Nesse complexo contexto teórico e político vem sendo adotada a expressão étnico-racial para se referir às questões concernentes à população negra brasileira, sobretudo, na educação. Mais do que uma junção dos termos, essa formulação pode ser vista como a tentativa de sair de um impasse e da postura dicotômica entre os conceitos de raça e etnia. Demonstra que, para se compreender a realidade do negro brasileiro, não somente as características físicas e a classificação racial devem ser consideradas, mas também a dimensão simbólica, cultural territorial, mítica, política e identitária. Nesse aspecto, é bom lembrar que nem sempre a forma como a sociedade classifica racialmente uma pessoa corresponde, necessariamente, à forma como ela se vê. O que isso significa? Significa que, para compreendermos as relações étnico-raciais de maneira aprofundada, temos de considerar os processos identitários vividos pelos sujeitos, os quais interferem no modo como esses se veem, identificam-se e falam de si mesmos e do seu pertencimento étnico-racial.
Palavras finais
Por tudo isso é que dizemos que as diferenças, mais do que dados da natureza, são construções sociais, culturais, políticas e identitárias. Aprendemos, desde criança, a olhar, identificar e reconhecer a diversidade cultural e humana. Contudo, como estamos imersos em relações de poder e de dominação política e cultural, nem sempre percebemos que aprendemos a classificar não somente como uma forma de organizar a vida social, mas também como uma maneira de ver as diferenças e as semelhanças de forma hierarquizada e dicotômica: perfeições e imperfeições, beleza e feiúra, inferiores e superiores. Esse olhar e essa forma de racionalidade precisam ser superados.
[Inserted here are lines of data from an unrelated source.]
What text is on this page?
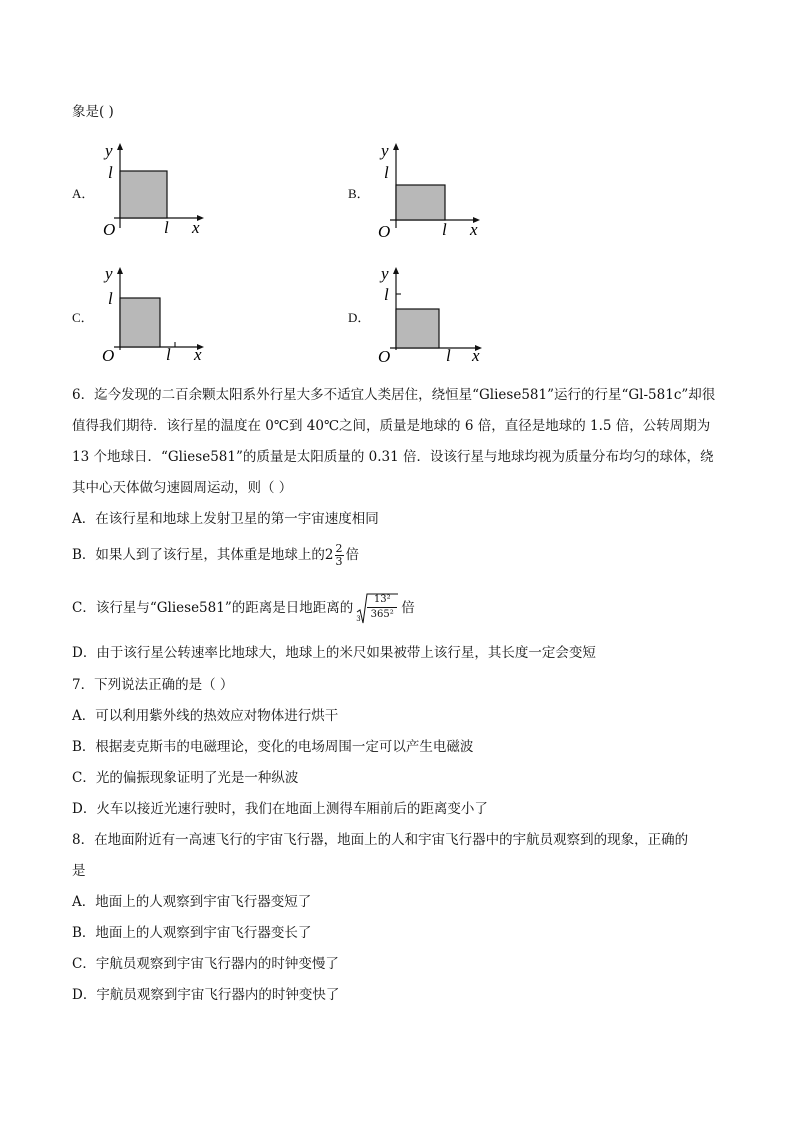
象是( )
A．	B．
C．	D．
y
x
O
l
l
y
x
O
l
l
y
x
O
l
l
y
x
O
l
l
6．迄今发现的二百余颗太阳系外行星大多不适宜人类居住，绕恒星“Gliese581”运行的行星“Gl-581c”却很
值得我们期待．该行星的温度在 0℃到 40℃之间，质量是地球的 6 倍，直径是地球的 1.5 倍，公转周期为
13 个地球日．“Gliese581”的质量是太阳质量的 0.31 倍．设该行星与地球均视为质量分布均匀的球体，绕
其中心天体做匀速圆周运动，则（ ）
A．在该行星和地球上发射卫星的第一宇宙速度相同
B．如果人到了该行星，其体重是地球上的$2 \frac{2}{3}$ 倍
C．该行星与“Gliese581”的距离是日地距离的
$3 \frac{\text{13²}}{\text{365²}}$ 倍
D．由于该行星公转速率比地球大，地球上的米尺如果被带上该行星，其长度一定会变短
7．下列说法正确的是（ ）
A．可以利用紫外线的热效应对物体进行烘干
B．根据麦克斯韦的电磁理论，变化的电场周围一定可以产生电磁波
C．光的偏振现象证明了光是一种纵波
D．火车以接近光速行驶时，我们在地面上测得车厢前后的距离变小了
8．在地面附近有一高速飞行的宇宙飞行器，地面上的人和宇宙飞行器中的宇航员观察到的现象，正确的
是
A．地面上的人观察到宇宙飞行器变短了
B．地面上的人观察到宇宙飞行器变长了
C．宇航员观察到宇宙飞行器内的时钟变慢了
D．宇航员观察到宇宙飞行器内的时钟变快了
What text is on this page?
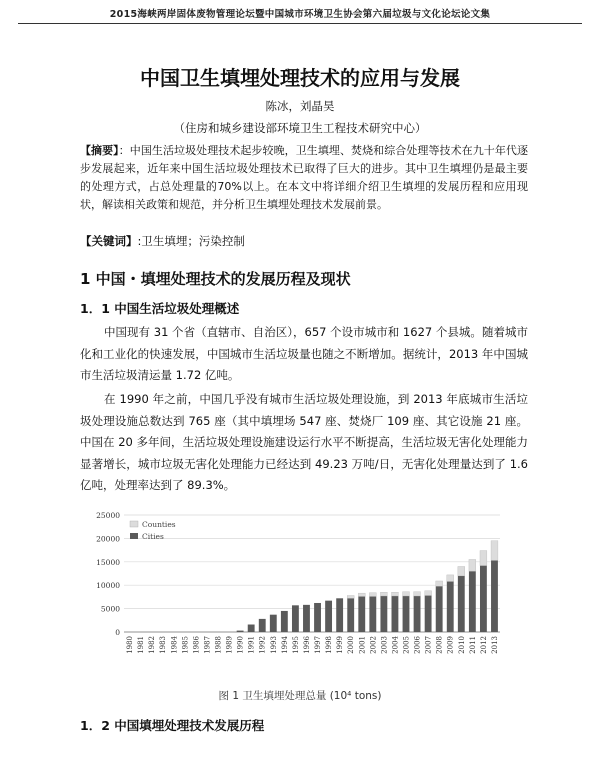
2015海峡两岸固体废物管理论坛暨中国城市环境卫生协会第六届垃圾与文化论坛论文集
中国卫生填埋处理技术的应用与发展
陈冰，刘晶昊
（住房和城乡建设部环境卫生工程技术研究中心）
【摘要】：中国生活垃圾处理技术起步较晚，卫生填埋、焚烧和综合处理等技术在九十年代逐步发展起来，近年来中国生活垃圾处理技术已取得了巨大的进步。其中卫生填埋仍是最主要的处理方式，占总处理量的70%以上。在本文中将详细介绍卫生填埋的发展历程和应用现状，解读相关政策和规范，并分析卫生填埋处理技术发展前景。
【关键词】:卫生填埋；污染控制
1 中国・填埋处理技术的发展历程及现状
1．1 中国生活垃圾处理概述
中国现有 31 个省（直辖市、自治区），657 个设市城市和 1627 个县城。随着城市化和工业化的快速发展，中国城市生活垃圾量也随之不断增加。据统计，2013 年中国城市生活垃圾清运量 1.72 亿吨。
在 1990 年之前，中国几乎没有城市生活垃圾处理设施，到 2013 年底城市生活垃圾处理设施总数达到 765 座（其中填埋场 547 座、焚烧厂 109 座、其它设施 21 座。中国在 20 多年间，生活垃圾处理设施建设运行水平不断提高，生活垃圾无害化处理能力显著增长，城市垃圾无害化处理能力已经达到 49.23 万吨/日，无害化处理量达到了 1.6 亿吨，处理率达到了 89.3%。
0
5000
10000
15000
20000
25000
1980 1981 1982 1983 1984 1985 1986 1987 1988 1989 1990 1991 1992 1993 1994 1995 1996 1997 1998 1999 2000 2001 2002 2003 2004 2005 2006 2007 2008 2009 2010 2011 2012 2013
Counties
Cities
图 1 卫生填埋处理总量 (10⁴ tons)
1．2 中国填埋处理技术发展历程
A escola tem papel importante a cumprir nesse debate. E é nesse contexto que se insere a alteração da LDB, ou seja, a Lei nº 10.639/03. Uma das formas de interferir pedagogicamente na construção de uma pedagogia da diversidade e garantir o direito à educação é saber mais sobre a história e a cultura africanas e afro-brasileiras. Esse entendimento poderá nos ajudar a superar opiniões preconceituosas sobre os negros, a África, a diáspora; a denunciar o racismo e a discriminação racial e a implementar ações afirmativas, rompendo com o mito da democracia racial.
Referências
BOBBIO, Norberto et al. Dicionário de política. Brasília: Ed. Universidade de Brasília, 1992.
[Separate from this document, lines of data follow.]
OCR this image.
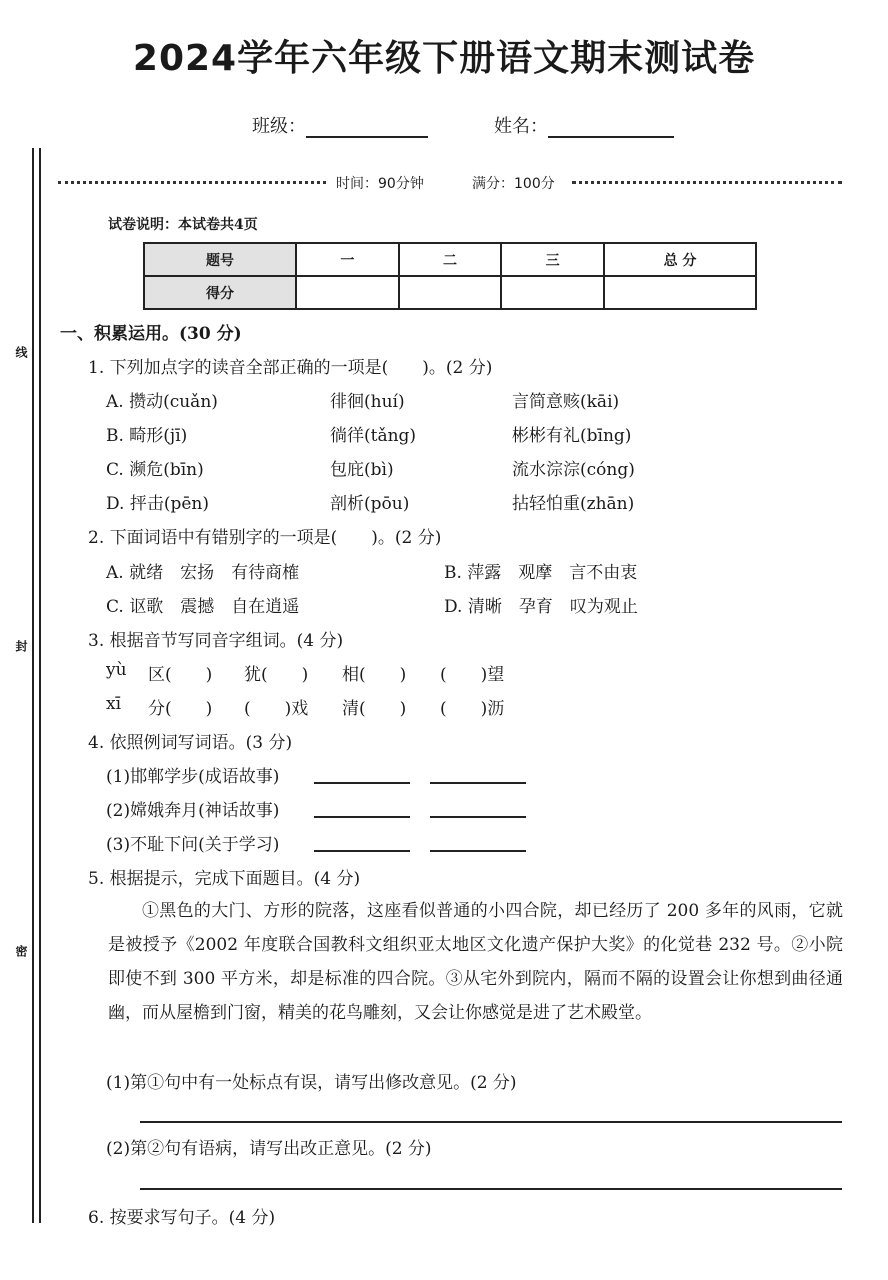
2024学年六年级下册语文期末测试卷
班级：	姓名：
线
封
密
时间：90分钟	满分：100分
试卷说明：本试卷共4页
题号	一	二	三	总 分
得分				
一、积累运用。(30 分)
1. 下列加点字的读音全部正确的一项是(　　)。(2 分)
A. 攒动(cuǎn)	徘徊(huí)	言简意赅(kāi)
B. 畸形(jī)	徜徉(tǎng)	彬彬有礼(bīng)
C. 濒危(bīn)	包庇(bì)	流水淙淙(cóng)
D. 抨击(pēn)	剖析(pōu)	拈轻怕重(zhān)
2. 下面词语中有错别字的一项是(　　)。(2 分)
A. 就绪　宏扬　有待商榷	B. 萍露　观摩　言不由衷
C. 讴歌　震撼　自在逍遥	D. 清晰　孕育　叹为观止
3. 根据音节写同音字组词。(4 分)
yù 区(　　) 犹(　　) 相(　　) (　　)望
xī 分(　　) (　　)戏 清(　　) (　　)沥
4. 依照例词写词语。(3 分)
(1)邯郸学步(成语故事)
(2)嫦娥奔月(神话故事)
(3)不耻下问(关于学习)
5. 根据提示，完成下面题目。(4 分)
①黑色的大门、方形的院落，这座看似普通的小四合院，却已经历了 200 多年的风雨，它就是被授予《2002 年度联合国教科文组织亚太地区文化遗产保护大奖》的化觉巷 232 号。②小院即使不到 300 平方米，却是标准的四合院。③从宅外到院内，隔而不隔的设置会让你想到曲径通幽，而从屋檐到门窗，精美的花鸟雕刻，又会让你感觉是进了艺术殿堂。
(1)第①句中有一处标点有误，请写出修改意见。(2 分)
(2)第②句有语病，请写出改正意见。(2 分)
6. 按要求写句子。(4 分)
BRASIL, Plano Nacional das Diretrizes Curriculares Nacionais para a Educação das Relações Étnico-raciais e para o Ensino de História e Cultura Afro-brasileira e Africana. Brasília: SECAD; SEPPIR, jun. 2009.
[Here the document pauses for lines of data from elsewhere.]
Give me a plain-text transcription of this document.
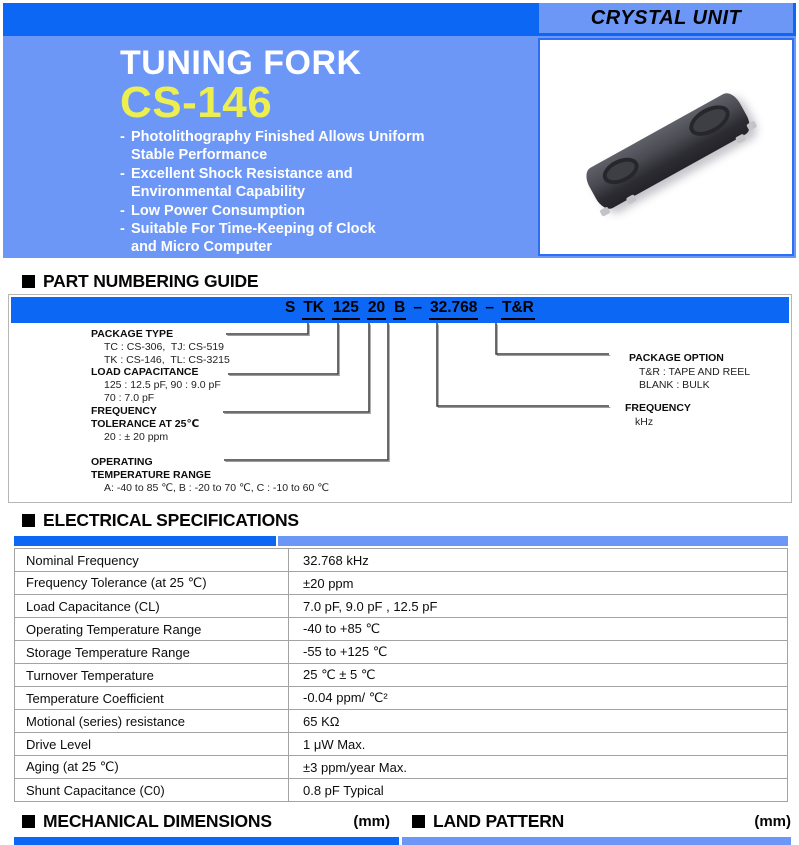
TUNING FORK
CS-146
- Photolithography Finished Allows Uniform
Stable Performance
- Excellent Shock Resistance and
Environmental Capability
- Low Power Consumption
- Suitable For Time-Keeping of Clock
and Micro Computer
CRYSTAL UNIT
PART NUMBERING GUIDE
S TK 125 20 B – 32.768 – T&R
PACKAGE TYPE
TC : CS-306,  TJ: CS-519
TK : CS-146,  TL: CS-3215
LOAD CAPACITANCE
125 : 12.5 pF, 90 : 9.0 pF
70 : 7.0 pF
FREQUENCY
TOLERANCE AT 25℃
20 : ± 20 ppm
OPERATING
TEMPERATURE RANGE
A: -40 to 85 ℃, B : -20 to 70 ℃, C : -10 to 60 ℃
PACKAGE OPTION
T&R : TAPE AND REEL
BLANK : BULK
FREQUENCY
kHz
ELECTRICAL SPECIFICATIONS
Nominal Frequency	32.768 kHz
Frequency Tolerance (at 25 ℃)	±20 ppm
Load Capacitance (CL)	7.0 pF, 9.0 pF , 12.5 pF
Operating Temperature Range	-40 to +85 ℃
Storage Temperature Range	-55 to +125 ℃
Turnover Temperature	25 ℃ ± 5 ℃
Temperature Coefficient	-0.04 ppm/ ℃²
Motional (series) resistance	65 KΩ
Drive Level	1 μW Max.
Aging (at 25 ℃)	±3 ppm/year Max.
Shunt Capacitance (C0)	0.8 pF Typical
MECHANICAL DIMENSIONS	(mm) LAND PATTERN	(mm)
BRASIL. Diretrizes Curriculares Nacionais para a Educação das Relações Étnico-Raciais e para o Ensino da História Afro-Brasileira e Africana. Brasília: SECAD/ME, 2004.
CASHMORE, Ellis. Dicionário de relações étnicas e raciais. São Paulo: Selo Negro, 2000.
GOMES, Joaquim B. Barbosa. Ação afirmativa & princípio constitucional da igualdade. Rio de Janeiro/São Paulo: Renovar, 2001.
GOMES, Nilma Lino. Alguns termos e conceitos presentes no debate sobre relações raciais no Brasil: uma breve discussão. Educação antirracista: caminhos abertos pela Lei Federal nº 10.639/03. Brasília: MEC/SECAD, 2005. p. 39-62.
GUIMARÃES, Antônio Sérgio Alfredo. Racismo e antirracismo no Brasil. São Paulo: Editora 34, 1999.